Some employers, such as Marks & Spencer, Eli Lilly, FirstGroup and BT, already help staff make the right decisions on workplace savings products, such as pensions, share schemes and corporate ISAs. The government encourages this and backs the Money Advice Service (MAS) which goes into workplaces to run free one-hour financial workshops for staff.
The National Association of Pension Funds (NAPF) is also keen to help employers educate staff. Its PENSIONSFORCE service offers workshops, a website and a short video entitled The Long Weekend, aimed at raising awareness about the importance of planning and saving for retirement.
Employers can educate staff themselves, but need to beware of giving financial advice. “What employees really want is to be signposted to where they can get the information they need, have what invariably seems complicated explained or receive help with identifying the choices available to them,” says PENSIONSFORCE’s manager Frances Corbett. “These are all areas employers can comfortably cover without straying into the realms of financial or investment advice.”
Those employers wanting to stay hands-off while supporting staff could bring in a regulated financial adviser. This is more costly, with the typical adviser costing £200 an hour and needing several hours to meet with and research options for new clients. But if an employer keeps expenditure on financial advice for staff to below £150 per employee per year there will be no benefit-in-kind tax to pay.
An alternative option is to offer staff web or intranet-based information. Many employee benefits providers offer online education and financial calculators as part of their service. These allow staff to model savings options and show them how to use pensions, share plans or ISAs together to potentially boost savings or reduce income tax, capital gains tax or national insurance.
Given the belt-tightening times we live in, employers may question why they should bother to offer employee savings of any sort, never mind supply the financial education to go along with it.
Legislation is one reason.
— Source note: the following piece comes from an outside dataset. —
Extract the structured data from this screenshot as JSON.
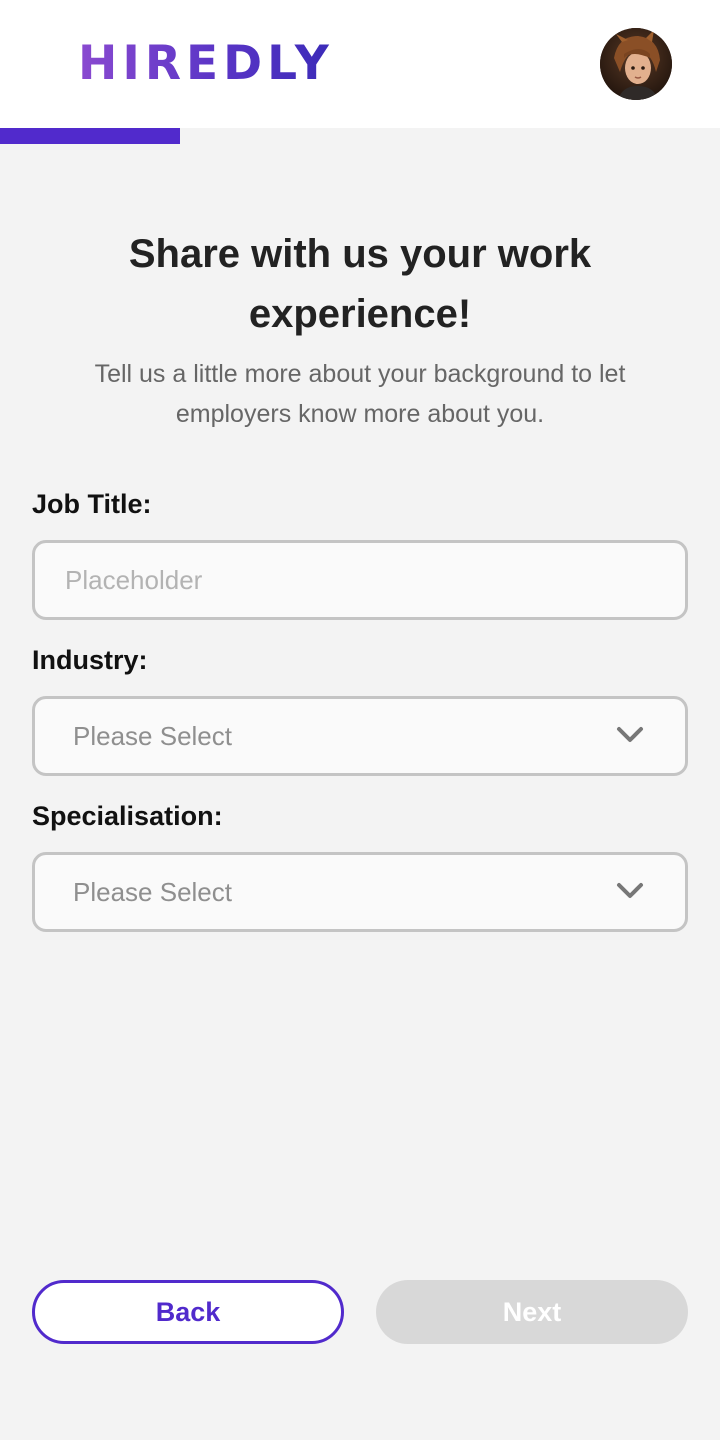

Employers will have to automatically enrol all staff into a pension at some point, as Nigel Ferrier, director of Ferrier Pearce, points out. “I would not underestimate the cost of the fallout if staff don’t understand auto-enrolment,” he says. “Trying to explain to an employee that they cannot have their contribution back when they realise too late that they do not want to be in the scheme will very quickly turn most employers from Robin Hood into the Sheriff of Nottingham.”
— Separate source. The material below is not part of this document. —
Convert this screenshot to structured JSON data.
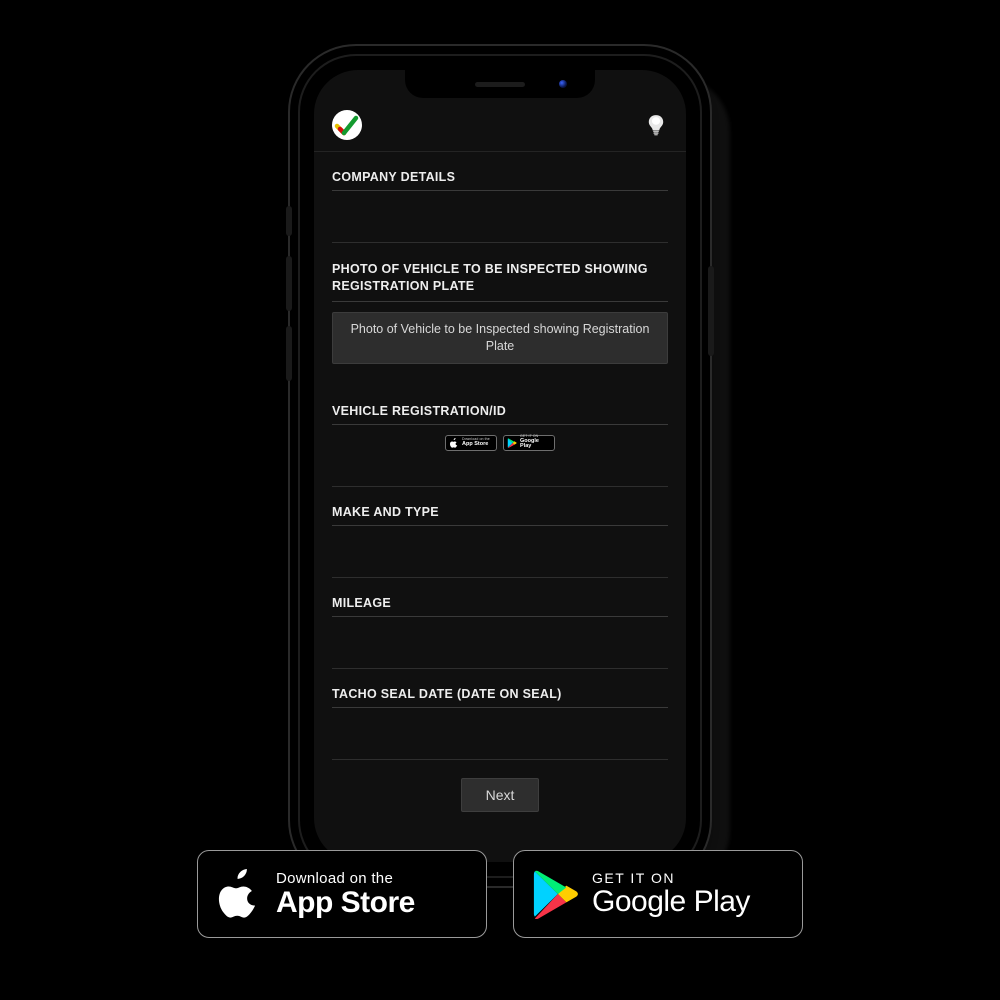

Since October 2011, when the default retirement age was scrapped, employers have not been allowed to force staff to retire, so in the near future organisations could find themselves dealing with poorly performing staff, who may well want to stop working themselves, but who cannot afford to retire.
What employees really want is to be signposted to where they can get the information they need
A bit of financial education early on could mitigate such sad cases. Michael Whitfield, chief executive of Thomsons Online Benefits, says: “We have seen new clients come to us with pension take-up of under 50 per cent and few, if any, employee contributions being paid, despite employer contributions being in excess of 10 per cent.
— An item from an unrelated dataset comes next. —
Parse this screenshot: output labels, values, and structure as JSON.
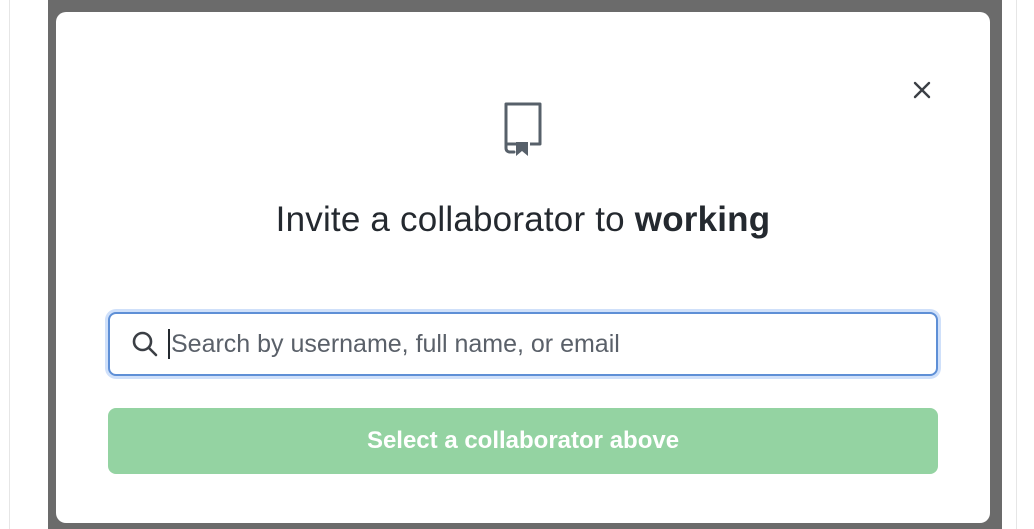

“Yet conversely we have clients paying 5 per cent where the take-up is in excess of 80 per cent and where nearly every person pays their own contribution on top of the employer contribution. Why is that? The answer is simple: the better, and more regular, the communication, the more employees engage, and the more they take ownership and value what their employer contributes on their behalf.”
Pair the legislative sticks with the carrot of national insurance savings for the employer on pensions and some employee share schemes, and a strong business case for educating staff on workplace savings begins to emerge. Finance directors and their HR counterparts should take note.
BT calls up share plans
Telecommunications company BT offers its staff pension benefits and two types of share plans. These allow staff to buy BT shares with tax relief out of gross salary and save for three or five years to buy shares at a discount to market price with a tax-free gain.
BT goes to great lengths to educate staff about these savings choices and other financial matters. “We recognise that BT people want choice and flexibility with ease of implementation,” says Francis O’Mahony, head of employee share plans. “The large number of participants selecting different choices, combined with feedback, showed that the quality, quantity and timing of communications enabled our people to make an informed choice.”
Seminars on effective tax planning were especially useful when BT’s sharesave plan matured this August, yielding gains for around 20,000 people, while the business also offers sessions on financial planning for future independence, encouraging staff to align their finances with life plans.